GSA, Defense reach agreement on acquisition policies

GSA will not hold Pentagon funds over from one fiscal year to another, in keeping with Defense legal interpretations.

The General Services Administration announced Tuesday that it has agreed to honor the Defense Department's interpretation of appropriations law when placing orders for Defense buyers.

In an agreement signed Dec. 4 by Shay Assad, director of defense procurement and acquisition policy, and Dec. 6 by GSA Chief Acquisition Officer Emily Murphy, GSA officials outlined a series of steps the agency will take to placate long-standing Defense concerns about interagency contracting.

The two agencies have disagreed about when federal law requires the clock to start counting the time remaining on contracts for services purchased on an annual basis, also known as "severable services" contracts.

GSA's position continues to be that it has about 90 days after a fiscal year ends to obligate money from an agency to vendors. Defense says no money can be held over from one year to the next, and GSA has promised to abide by that rule for all Defense purchases made through it.

"What we're doing here is complying with what the customer is asking us to do," said David Bibb, GSA deputy administrator, speaking to reporters Tuesday.

In the course of removing money held over from previous fiscal years from its books, GSA returned about $600 million to Defense during fiscal 2006, Bibb said. Money also was returned during fiscal 2005, but Bibb said he did not recall the exact amount.
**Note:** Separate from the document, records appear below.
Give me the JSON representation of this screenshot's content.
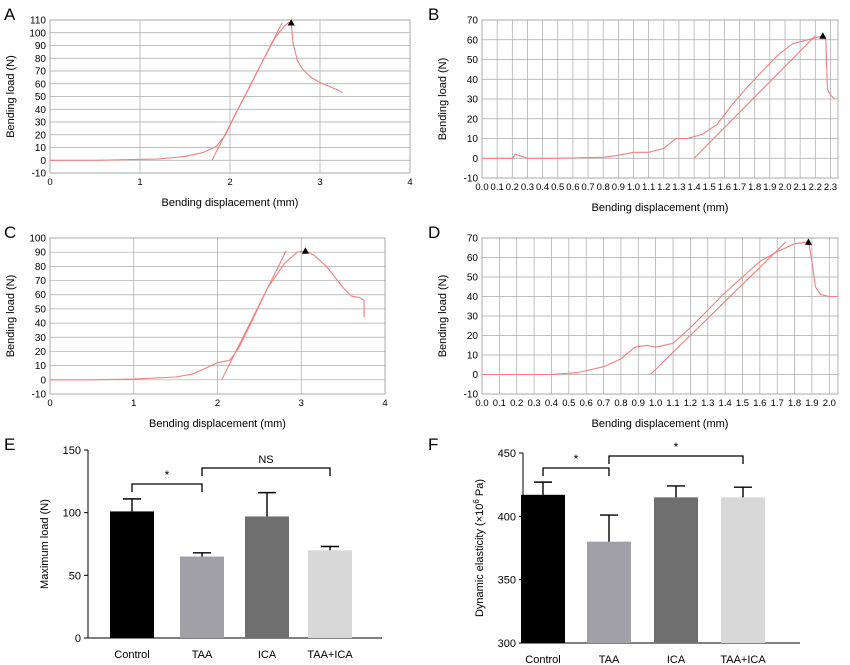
{
  "chart_data": [
    {
      "panel": "A",
      "type": "line",
      "xlabel": "Bending displacement (mm)",
      "ylabel": "Bending load (N)",
      "xlim": [
        0,
        4
      ],
      "ylim": [
        -10,
        110
      ],
      "xticks": [
        "0",
        "1",
        "2",
        "3",
        "4"
      ],
      "yticks": [
        "-10",
        "0",
        "10",
        "20",
        "30",
        "40",
        "50",
        "60",
        "70",
        "80",
        "90",
        "100",
        "110"
      ],
      "grid": true,
      "series": [
        {
          "x": [
            0,
            0.5,
            0.9,
            1.2,
            1.5,
            1.7,
            1.85,
            1.95,
            2.05,
            2.2,
            2.35,
            2.5,
            2.6,
            2.65,
            2.68,
            2.7,
            2.75,
            2.8,
            2.9,
            3.0,
            3.1,
            3.2,
            3.25
          ],
          "y": [
            0,
            0,
            0.5,
            1,
            3,
            6,
            11,
            20,
            35,
            55,
            76,
            96,
            105,
            108,
            108,
            92,
            78,
            72,
            65,
            61,
            58,
            55,
            53
          ]
        },
        {
          "x": [
            1.8,
            2.58
          ],
          "y": [
            0,
            108
          ]
        }
      ],
      "annotations": [
        {
          "marker": "triangle",
          "x": 2.68,
          "y": 108
        }
      ]
    },
    {
      "panel": "B",
      "type": "line",
      "xlabel": "Bending displacement (mm)",
      "ylabel": "Bending load (N)",
      "xlim": [
        0,
        2.35
      ],
      "ylim": [
        -10,
        70
      ],
      "xticks": [
        "0.0",
        "0.1",
        "0.2",
        "0.3",
        "0.4",
        "0.5",
        "0.6",
        "0.7",
        "0.8",
        "0.9",
        "1.0",
        "1.1",
        "1.2",
        "1.3",
        "1.4",
        "1.5",
        "1.6",
        "1.7",
        "1.8",
        "1.9",
        "2.0",
        "2.1",
        "2.2",
        "2.3"
      ],
      "yticks": [
        "-10",
        "0",
        "10",
        "20",
        "30",
        "40",
        "50",
        "60",
        "70"
      ],
      "grid": true,
      "series": [
        {
          "x": [
            0,
            0.2,
            0.22,
            0.3,
            0.5,
            0.8,
            0.9,
            1.0,
            1.1,
            1.2,
            1.28,
            1.35,
            1.45,
            1.55,
            1.65,
            1.75,
            1.85,
            1.95,
            2.05,
            2.15,
            2.2,
            2.25,
            2.27,
            2.28,
            2.3,
            2.33
          ],
          "y": [
            0,
            0,
            2,
            0,
            0,
            0.5,
            1.5,
            3,
            3,
            5,
            10,
            10,
            12,
            17,
            27,
            36,
            44,
            52,
            58,
            60,
            61,
            62,
            60,
            35,
            32,
            30
          ]
        },
        {
          "x": [
            1.4,
            2.2
          ],
          "y": [
            0,
            62
          ]
        }
      ],
      "annotations": [
        {
          "marker": "triangle",
          "x": 2.25,
          "y": 62
        }
      ]
    },
    {
      "panel": "C",
      "type": "line",
      "xlabel": "Bending displacement (mm)",
      "ylabel": "Bending load (N)",
      "xlim": [
        0,
        4
      ],
      "ylim": [
        -10,
        100
      ],
      "xticks": [
        "0",
        "1",
        "2",
        "3",
        "4"
      ],
      "yticks": [
        "-10",
        "0",
        "10",
        "20",
        "30",
        "40",
        "50",
        "60",
        "70",
        "80",
        "90",
        "100"
      ],
      "grid": true,
      "series": [
        {
          "x": [
            0,
            0.5,
            1.0,
            1.5,
            1.7,
            1.85,
            2.0,
            2.15,
            2.25,
            2.4,
            2.6,
            2.8,
            2.95,
            3.05,
            3.15,
            3.3,
            3.5,
            3.6,
            3.7,
            3.75,
            3.75
          ],
          "y": [
            0,
            0,
            0.5,
            2,
            4,
            8,
            12,
            14,
            22,
            40,
            65,
            82,
            90,
            91,
            88,
            80,
            65,
            59,
            58,
            56,
            44
          ]
        },
        {
          "x": [
            2.05,
            2.82
          ],
          "y": [
            0,
            91
          ]
        }
      ],
      "annotations": [
        {
          "marker": "triangle",
          "x": 3.05,
          "y": 91
        }
      ]
    },
    {
      "panel": "D",
      "type": "line",
      "xlabel": "Bending displacement (mm)",
      "ylabel": "Bending load (N)",
      "xlim": [
        0,
        2.05
      ],
      "ylim": [
        -10,
        70
      ],
      "xticks": [
        "0.0",
        "0.1",
        "0.2",
        "0.3",
        "0.4",
        "0.5",
        "0.6",
        "0.7",
        "0.8",
        "0.9",
        "1.0",
        "1.1",
        "1.2",
        "1.3",
        "1.4",
        "1.5",
        "1.6",
        "1.7",
        "1.8",
        "1.9",
        "2.0"
      ],
      "yticks": [
        "-10",
        "0",
        "10",
        "20",
        "30",
        "40",
        "50",
        "60",
        "70"
      ],
      "grid": true,
      "series": [
        {
          "x": [
            0,
            0.4,
            0.55,
            0.7,
            0.8,
            0.88,
            0.95,
            1.0,
            1.05,
            1.1,
            1.2,
            1.3,
            1.4,
            1.5,
            1.6,
            1.7,
            1.8,
            1.88,
            1.9,
            1.92,
            1.95,
            2.0,
            2.05
          ],
          "y": [
            0,
            0,
            1,
            4,
            8,
            14,
            15,
            14,
            15,
            16,
            24,
            33,
            42,
            50,
            58,
            63,
            67,
            68,
            58,
            45,
            41,
            40,
            40
          ]
        },
        {
          "x": [
            0.97,
            1.75
          ],
          "y": [
            0,
            68
          ]
        }
      ],
      "annotations": [
        {
          "marker": "triangle",
          "x": 1.88,
          "y": 68
        }
      ]
    },
    {
      "panel": "E",
      "type": "bar",
      "categories": [
        "Control",
        "TAA",
        "ICA",
        "TAA+ICA"
      ],
      "values": [
        101,
        65,
        97,
        70
      ],
      "errors": [
        10,
        3,
        19,
        3
      ],
      "colors": [
        "#000000",
        "#a0a0a6",
        "#6f6f6f",
        "#d8d8d8"
      ],
      "ylabel": "Maximum load (N)",
      "ylim": [
        0,
        150
      ],
      "yticks": [
        "0",
        "50",
        "100",
        "150"
      ],
      "significance": [
        {
          "from": 0,
          "to": 1,
          "label": "*"
        },
        {
          "from": 1,
          "to": 3,
          "label": "NS"
        }
      ]
    },
    {
      "panel": "F",
      "type": "bar",
      "categories": [
        "Control",
        "TAA",
        "ICA",
        "TAA+ICA"
      ],
      "values": [
        417,
        380,
        415,
        415
      ],
      "errors": [
        10,
        21,
        9,
        8
      ],
      "colors": [
        "#000000",
        "#a0a0a6",
        "#6f6f6f",
        "#d8d8d8"
      ],
      "ylabel_main": "Dynamic elasticity (×10",
      "ylabel_sup": "6",
      "ylabel_end": " Pa)",
      "ylim": [
        300,
        450
      ],
      "yticks": [
        "300",
        "350",
        "400",
        "450"
      ],
      "significance": [
        {
          "from": 0,
          "to": 1,
          "label": "*"
        },
        {
          "from": 1,
          "to": 3,
          "label": "*"
        }
      ]
    }
  ],
  "colors": {
    "curve": "#f08080",
    "grid": "#a8a8a8",
    "axis": "#000000"
  }
}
The result of GSA's decision to acquiesce to Defense's interpretation will be that Defense must place its GSA orders earlier in the year than it might have previously, said David Drabkin, GSA's deputy chief acquisition officer. He added that GSA revenue should not necessarily suffer as a result.
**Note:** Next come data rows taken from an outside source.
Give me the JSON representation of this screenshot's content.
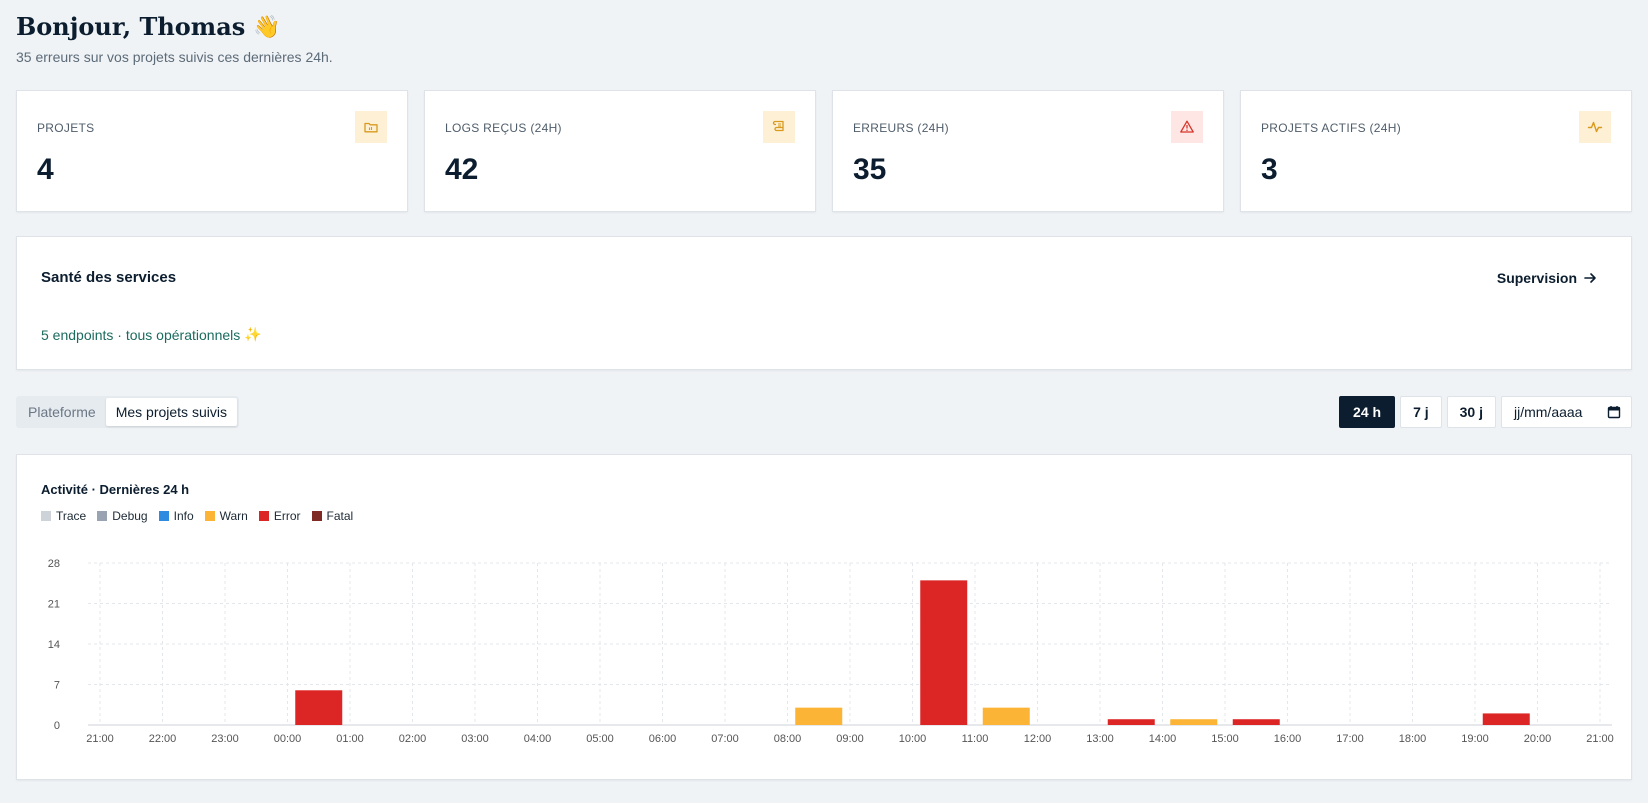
{
  "header": {
    "greeting": "Bonjour, Thomas",
    "emoji": "👋",
    "subtitle": "35 erreurs sur vos projets suivis ces dernières 24h."
  },
  "stats": [
    {
      "label": "PROJETS",
      "value": "4",
      "icon": "folder-icon",
      "icon_bg": "#fdf0d5",
      "icon_color": "#d99a1e"
    },
    {
      "label": "LOGS REÇUS (24H)",
      "value": "42",
      "icon": "scroll-icon",
      "icon_bg": "#fdf0d5",
      "icon_color": "#d99a1e"
    },
    {
      "label": "ERREURS (24H)",
      "value": "35",
      "icon": "warning-icon",
      "icon_bg": "#fde6e3",
      "icon_color": "#d9342b"
    },
    {
      "label": "PROJETS ACTIFS (24H)",
      "value": "3",
      "icon": "activity-icon",
      "icon_bg": "#fdf0d5",
      "icon_color": "#d99a1e"
    }
  ],
  "health": {
    "title": "Santé des services",
    "link": "Supervision",
    "status": "5 endpoints · tous opérationnels",
    "status_emoji": "✨"
  },
  "scope_toggle": {
    "options": [
      "Plateforme",
      "Mes projets suivis"
    ],
    "selected": "Mes projets suivis"
  },
  "ranges": {
    "options": [
      "24 h",
      "7 j",
      "30 j"
    ],
    "selected": "24 h",
    "date_placeholder": "jj/mm/aaaa"
  },
  "chart_data": {
    "type": "bar",
    "title": "Activité · Dernières 24 h",
    "legend": [
      {
        "name": "Trace",
        "color": "#cdd3d9"
      },
      {
        "name": "Debug",
        "color": "#9aa3b2"
      },
      {
        "name": "Info",
        "color": "#2f8be0"
      },
      {
        "name": "Warn",
        "color": "#fbb436"
      },
      {
        "name": "Error",
        "color": "#dc2626"
      },
      {
        "name": "Fatal",
        "color": "#7f2a22"
      }
    ],
    "categories": [
      "21:00",
      "22:00",
      "23:00",
      "00:00",
      "01:00",
      "02:00",
      "03:00",
      "04:00",
      "05:00",
      "06:00",
      "07:00",
      "08:00",
      "09:00",
      "10:00",
      "11:00",
      "12:00",
      "13:00",
      "14:00",
      "15:00",
      "16:00",
      "17:00",
      "18:00",
      "19:00",
      "20:00",
      "21:00"
    ],
    "bars": [
      {
        "category_index": 3,
        "level": "Error",
        "value": 6
      },
      {
        "category_index": 11,
        "level": "Warn",
        "value": 3
      },
      {
        "category_index": 13,
        "level": "Error",
        "value": 25
      },
      {
        "category_index": 14,
        "level": "Warn",
        "value": 3
      },
      {
        "category_index": 16,
        "level": "Error",
        "value": 1
      },
      {
        "category_index": 17,
        "level": "Warn",
        "value": 1
      },
      {
        "category_index": 18,
        "level": "Error",
        "value": 1
      },
      {
        "category_index": 22,
        "level": "Error",
        "value": 2
      }
    ],
    "yticks": [
      0,
      7,
      14,
      21,
      28
    ],
    "ylim": [
      0,
      28
    ],
    "grid": true
  }
}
Federal agencies oftentimes have yet to spend more than a quarter of their budget by the fourth quarter, but the Defense restrictions on holding funds over between fiscal years pertain to purchases made both inside the Pentagon and through outside agencies, Drabkin said, adding, "They'll have that challenge whether they spend it on themselves or spend it with us."

"There's no question that this is going to make it all a little tougher, but there also are tools that you could use to mitigate some of its effects," said Stan Soloway, president of the Professional Services Council, an Arlington, Va.-based contractor association. Rather than send over a purchasing request to GSA all at once, he said, Defense could send the money in phases to accomplish preliminary tasks earlier in the year.

Nonetheless, he praised the agreement, saying it clarifies a point of contention.

The memo outlining the agreement also detailed 22 acquisition areas on which GSA and Defense will work together. Among them are ensuring consistent purchasing practices across all 11 GSA regions.

Observers long have noted that GSA headquarters does not have direct authority over the regional administrators, but Bibb said standardization will occur. "GSA has operated as a matrix of operation for a long time," he said. "The central office issues the policies, controls the funding [and] controls the award pots. And not only that … [it] establishes the collaborative relationship that causes all this to work."